IHK-Umfrage zum möglichen Nationalpark in Ostwestfalen-Lippe:

Pro im Tourismus – Contra in Holz- und Forstwirtschaft

Bielefeld. Das Land Nordrhein-Westfalen hat den Beteiligungsprozess für einen zweiten Nationalpark gestartet. Dabei wird ein möglicher Nationalpark in der Egge aktuell politisch kontrovers diskutiert. Mit einer gemeinsamen Umfrage haben die Industrie- und Handelskammern (IHKs) Lippe zu Detmold und Ostwestfalen zu Bielefeld die potenziellen Auswirkungen eines Nationalparks in der Region abgefragt. 816 Unternehmerinnen und Unternehmer haben sich daran beteiligt. Darunter waren 171 Unternehmen aus dem Bereich Tourismus und 247 aus der Holz- und Forstwirtschaft. Die übrigen 398 Unternehmen kommen unter anderem aus den Bereichen Energie/Windenergie, Handel, Dienstleistungen und Landwirtschaft.

„Ein Nationalpark hat vielfältige ökologische, soziale und ökonomische Effekte, besonders in einem dicht besiedelten Bundesland wie unserem. Umso wichtiger ist eine sachliche Diskussion und die Berücksichtigung aller Aspekte“, sagt Petra Pigerl-Radtke, Hauptgeschäftsführerin der IHK Ostwestfalen, zur Debatte.

„Unsere Umfrage zeigt, dass das Vorhaben erhebliche Auswirkungen auf die regionale Wirtschaft hat. Im Tourismus gibt es viele Befürworterinnen und Befürworter, in der Holz- und Forstwirtschaft ist die Stimmung kritisch“, betont Svenja Jochens, Hauptgeschäftsführerin der IHK Lippe.

Für die Tourismusbranche ist besonders der Marketingeffekt eines Nationalparks für Ostwestfalen-Lippe von hoher Bedeutung – weniger die genaue Lage in der Region. Etwa 69 Prozent der Umfrageteilnehmenden aus dem Tourismussektor befürworten einen Nationalpark in der Egge. Deutschlandweit zeigen andere Regionen mit Nationalpark, dass sie touristisch profitieren. „Schöne Erlebnisse“ und eine „tiefgreifende Erholung in einer naturnahen Umgebung“ seien laut Umfrage sowohl für Übernachtungsgäste als auch für Tagesgäste wichtig. 19 Prozent der Tourismusakteurinnen und -akteure lehnen einen Nationalpark in der Egge jedoch ab, da auch für den Tourismus in einigen Bereichen mit Einschränkungen zu rechnen sei.

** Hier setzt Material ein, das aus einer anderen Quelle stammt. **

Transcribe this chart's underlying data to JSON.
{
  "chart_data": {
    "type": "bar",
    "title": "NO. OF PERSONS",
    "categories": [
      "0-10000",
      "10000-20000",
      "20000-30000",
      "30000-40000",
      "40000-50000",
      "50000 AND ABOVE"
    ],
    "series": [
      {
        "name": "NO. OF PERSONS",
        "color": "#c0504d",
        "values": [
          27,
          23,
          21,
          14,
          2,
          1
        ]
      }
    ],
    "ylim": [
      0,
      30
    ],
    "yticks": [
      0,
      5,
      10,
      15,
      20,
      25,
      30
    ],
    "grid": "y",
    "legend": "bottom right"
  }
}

Einige Teilnehmende weisen auch darauf hin, dass die touristische Infrastruktur weiter ertüchtigt werden muss.

Deutlich kritischer sehen die Unternehmen der Holz- und Forstwirtschaft die Ausweisung eines Nationalparks. 77 Prozent dieser Gruppe halten die Idee eines Nationalparks in der Egge für schlecht. Die Branche befürchtet erhebliche wirtschaftliche Einbußen: Zwei Drittel aus Holz- und Forstwirtschaft geben an, dass ein möglicher Nationalpark den Ertrag senken würde. Ein großer Teil dieser Unternehmen sieht sogar seine Existenz bedroht und erwägt, den Standort zu verlagern. Die Branche argumentiert vor allem, die Bewirtschaftung erfolge bereits heute umweltverträglich. Insbesondere der Anbau des nachwachsenden Rohstoffes Holz vor Ort sei nachhaltig und umweltverträglich. Auch bestünde für viele Teile der Egge bereits ein sinnvoller Schutzstatus. So sei eine nachhaltige Holzwirtschaft sowohl für die Holznutzung als auch die CO2-Bindung vorteilhafter. 20 Prozent der Holz- und Forstwirte begrüßen allerdings auch einen Nationalpark in der Egge.

Nachdem jetzt die Umfrageergebnisse vorliegen, werden Fachgutachten zu den wirtschaftlichen Auswirkungen für Tourismus sowie Holz- und Forstwirtschaft ausgearbeitet. Beide Hauptgeschäftsführerinnen sind sich einig, dass das Thema komplex ist und die Meinungen in der Region auseinander gehen. „Das NRW-Umweltministerium sollte deshalb unbedingt auf die transparente Kommunikation aller Vor- und Nachteile achten und den Beteiligungsprozess sorgfältig moderieren“, so Pigerl-Radtke und Jochens.